鍼灸療法は機能性の疾患・症状を改善することが多く、神経因性の泌尿器症状にも一定の有効性が認められています。
鍼灸療法は、ツボや経絡を刺激し遠隔的に効果発現すること以外に、理療としての解剖学的・生理学的な考え方ができます。鍼を直接関連のある神経近傍や骨膜付近に刺入し、響きを伴う刺激を与えることによって調節作用が働き、機能回復が起こります。
過活動膀胱や中枢神経障害に対する鍼の研究報告では、 仙骨部(後面)の骨膜を鍼で直接刺激し、機能調整を図っています。鍼灸療法の利点は、直接刺激することができるという点に付きます。
過活動膀胱では、平均7回の治療にて、切迫性尿失禁9例中5例に著明改善(尿失禁の消失)、2例に改善(尿失禁回数や量の減少)、尿意切迫を主訴 とした2例 の排尿症状 は正常化し、自覚症状の改善率は82%であったと報告されています。
慢性期脊髄損傷の尿失禁では 、4回の治療にて、8例中7例で膀胱容量が有意に増大し, 6例において尿失禁が改善したと報告されています。
上記の研究は、入院患者には毎日1回、通院患者には週1~2回の頻度で鍼施術がなされています。
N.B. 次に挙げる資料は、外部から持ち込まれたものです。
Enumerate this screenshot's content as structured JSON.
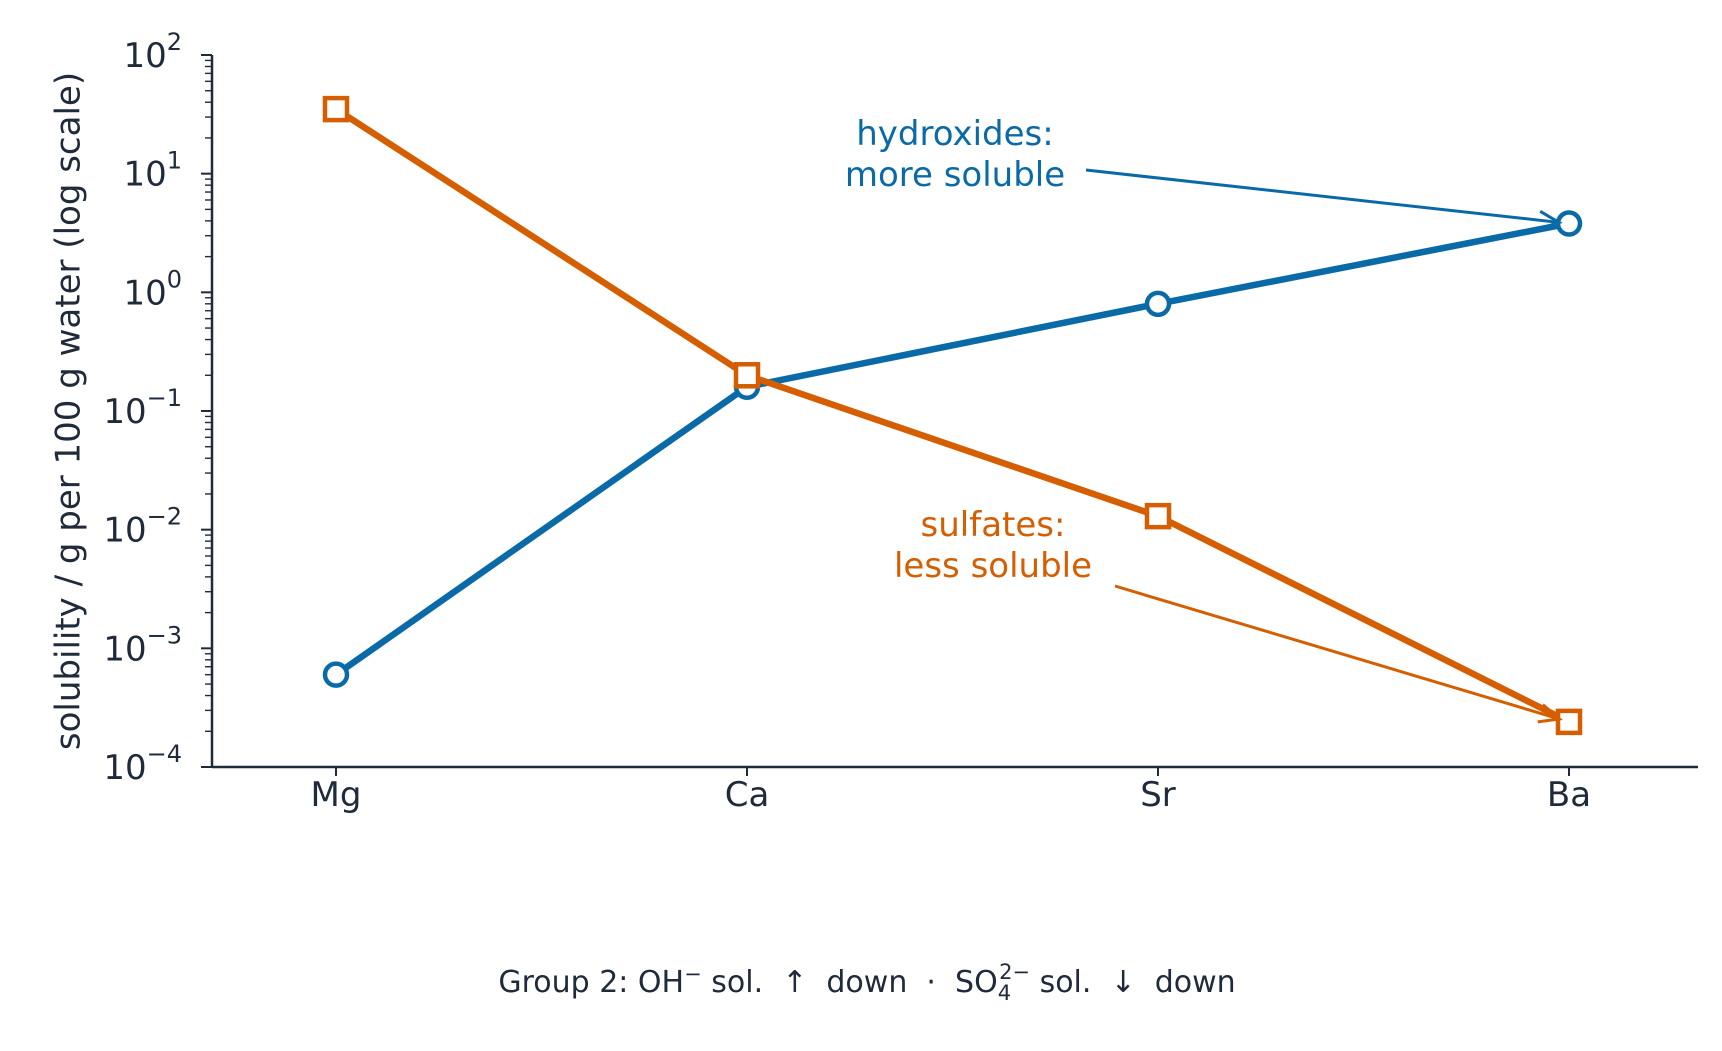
{
  "chart_data": {
    "type": "line",
    "categories": [
      "Mg",
      "Ca",
      "Sr",
      "Ba"
    ],
    "ylabel": "solubility / g per 100 g water  (log scale)",
    "yscale": "log",
    "ylim": [
      0.0001,
      100
    ],
    "y_ticks": [
      {
        "base": "10",
        "exp": "−4"
      },
      {
        "base": "10",
        "exp": "−3"
      },
      {
        "base": "10",
        "exp": "−2"
      },
      {
        "base": "10",
        "exp": "−1"
      },
      {
        "base": "10",
        "exp": "0"
      },
      {
        "base": "10",
        "exp": "1"
      },
      {
        "base": "10",
        "exp": "2"
      }
    ],
    "grid": false,
    "series": [
      {
        "key": "hydroxides",
        "values": [
          0.0006,
          0.16,
          0.8,
          3.8
        ],
        "color": "#0a6aa8",
        "marker": "circle"
      },
      {
        "key": "sulfates",
        "values": [
          35,
          0.2,
          0.013,
          0.00024
        ],
        "color": "#d55e00",
        "marker": "square"
      }
    ],
    "annotations": [
      {
        "series": "hydroxides",
        "lines": [
          "hydroxides:",
          "more soluble"
        ],
        "target": "Ba",
        "color": "#0a6aa8"
      },
      {
        "series": "sulfates",
        "lines": [
          "sulfates:",
          "less soluble"
        ],
        "target": "Ba",
        "color": "#d55e00"
      }
    ],
    "caption": {
      "part1": "Group 2: OH",
      "oh_sup": "−",
      "part2": " sol.  ↑  down  ·  SO",
      "so_sub": "4",
      "so_sup": "2−",
      "part3": " sol.  ↓  down"
    }
  }
}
もちろん、過活動膀胱や脊髄損傷のみならず、脳卒中による泌尿器症状などにも鍼は応用可能です。神経因性の機能失調を調節することに向いています。
泌尿器疾患・症状は生活の質を大幅に下げます。薬物療法などで効果が著しくない場合などでお悩みの方は、鍼灸療法を検討してみてはいかがでしょうか?
参考文献
[1] 北小路 博司, 寺崎 豊博 他 (1995) 過活動性膀胱に対する鍼治療の有用性に関する検討, 日本泌尿器科学会雑誌, 86(10): 1514-1519.
[2] 本城 久司, 北小路 博司 他 (1998) 慢性期脊髄損傷患者の尿失禁に対する鍼治療の試み, 日本泌尿器科学会雑誌, 89(7): 665-669.